Inbreeding often causes a decline in biological fitness, known as inbreeding depression. In genetics study, inbreeding coefficient f gives the proportion by which the heterozygosity of an individual is reduced by inbreeding. With the development of high-throughput sequencing, researchers were able to perform deep approaches to investigate which genes are affected by inbreeding and reveal some molecular underpinnings of inbreeding depression. As one commercially important species, Yesso scallop Patinopecten yessoensis confront the same dilemma of inbreeding depression. To examine how inbreeding affects gene expression, we compared the transcriptome of two experimentally selfing families with inbreeding coefficient f reached 0.5 as well as one natural population (f ≈ 0) of P. yessoensis. A total of 24 RNA-Seq libraries were constructed using scallop adductor muscle, and eventually 676.56 M (96.85%) HQ reads were acquired. Based on differential gene analysis, we were able to identify nine common differentially expressed genes (DEGs) across the top-ranked 30 DEGs in both selfing families in comparation with the natural population. Remarkable, through weighted gene co-expression network analysis (WGCNA), five common DEGs were found enriched in the most significant inbreeding related functional module M14 (FDR = 1.64E-156), including SREBP1, G3BP2, SBK1, KIAA1161, and AATs-Glupro. These five genes showed significantly higher expression in self-bred progeny. Suggested by the genetic functional analysis, up-regulated SREBP1, G3BP2, and KIAA1161 may suggest a perturbing lipid metabolism, a severe inframammary reaction or immune response, and a stress-responsive behavior. Besides, the significant higher SBK1 and AATs-Glupro may reflect the abnormal cellular physiological situation. Together, these genetic aberrant transcriptomic performances may contribute to inbreeding depression in P. yessoensis, deteriorating the stress tolerance and survival phenotype in self-bred progeny. Our results would lay a foundation for further comprehensive understanding of bivalve inbreeding depression, which may potentially benefit the genetic breeding for scallop aquaculture.

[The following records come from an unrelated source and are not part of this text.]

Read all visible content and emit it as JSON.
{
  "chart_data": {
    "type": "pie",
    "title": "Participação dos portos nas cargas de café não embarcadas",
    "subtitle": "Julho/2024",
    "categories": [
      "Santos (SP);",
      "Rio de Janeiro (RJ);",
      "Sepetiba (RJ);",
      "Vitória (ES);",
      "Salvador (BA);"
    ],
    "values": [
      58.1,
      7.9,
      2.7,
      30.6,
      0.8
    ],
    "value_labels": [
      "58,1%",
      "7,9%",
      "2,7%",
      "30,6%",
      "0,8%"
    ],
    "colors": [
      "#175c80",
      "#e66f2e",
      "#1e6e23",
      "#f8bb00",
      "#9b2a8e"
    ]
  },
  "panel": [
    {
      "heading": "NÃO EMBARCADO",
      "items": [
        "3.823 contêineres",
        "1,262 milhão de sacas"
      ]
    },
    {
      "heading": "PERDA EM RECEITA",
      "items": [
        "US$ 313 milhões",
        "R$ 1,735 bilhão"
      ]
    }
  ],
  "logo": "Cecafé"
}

近亲繁殖通常会导致生物适应性下降,这被称为近交衰退。在遗传学研究中,近交系数 f 表示个体因近亲繁殖而导致杂合性降低的比例。随着高通量测序技术的发展,研究人员能够深入研究哪些基因受到近亲繁殖的影响,并揭示近交衰退的一些分子基础。作为一种具有商业重要性的物种,虾夷扇贝(Patinopecten yessoensis)面临着同样的近交衰退困境。为了研究近亲繁殖如何影响基因表达,我们比较了两个实验性自交家系(近交系数 f 达到 0.5)和一个虾夷扇贝自然种群(f≈0)的转录组。使用虾夷扇贝的肌肉组织构建了总共 24 个 RNA-Seq 文库,最终获得了 676.56M(96.85%)HQ 读数。基于差异基因分析,我们能够在两个自交家系中识别出前 30 个差异表达基因(DEG)中排名最高的 9 个共同差异表达基因(DEG),并与自然种群进行比较。值得注意的是,通过加权基因共表达网络分析(WGCNA),在与近交关系最显著的功能模块 M14(FDR=1.64E-156)中发现了 5 个共同的 DEG,包括 SREBP1、G3BP2、SBK1、KIAA1161 和 AATs-Glupro。这些 5 个基因在自交后代中表现出显著更高的表达水平。通过遗传功能分析表明,上调的 SREBP1、G3BP2 和 KIAA1161 可能提示脂质代谢紊乱、严重的乳腺下反应或免疫反应以及应激反应行为。此外,SBK1 和 AATs-Glupro 的显著上调可能反映了异常的细胞生理状况。总的来说,这些遗传异常的转录组表现可能导致虾夷扇贝的近交衰退,降低自交后代的应激耐受和生存表型。我们的研究结果为进一步全面理解双壳类动物的近交衰退奠定了基础,这可能为贝类养殖的遗传育种提供帮助。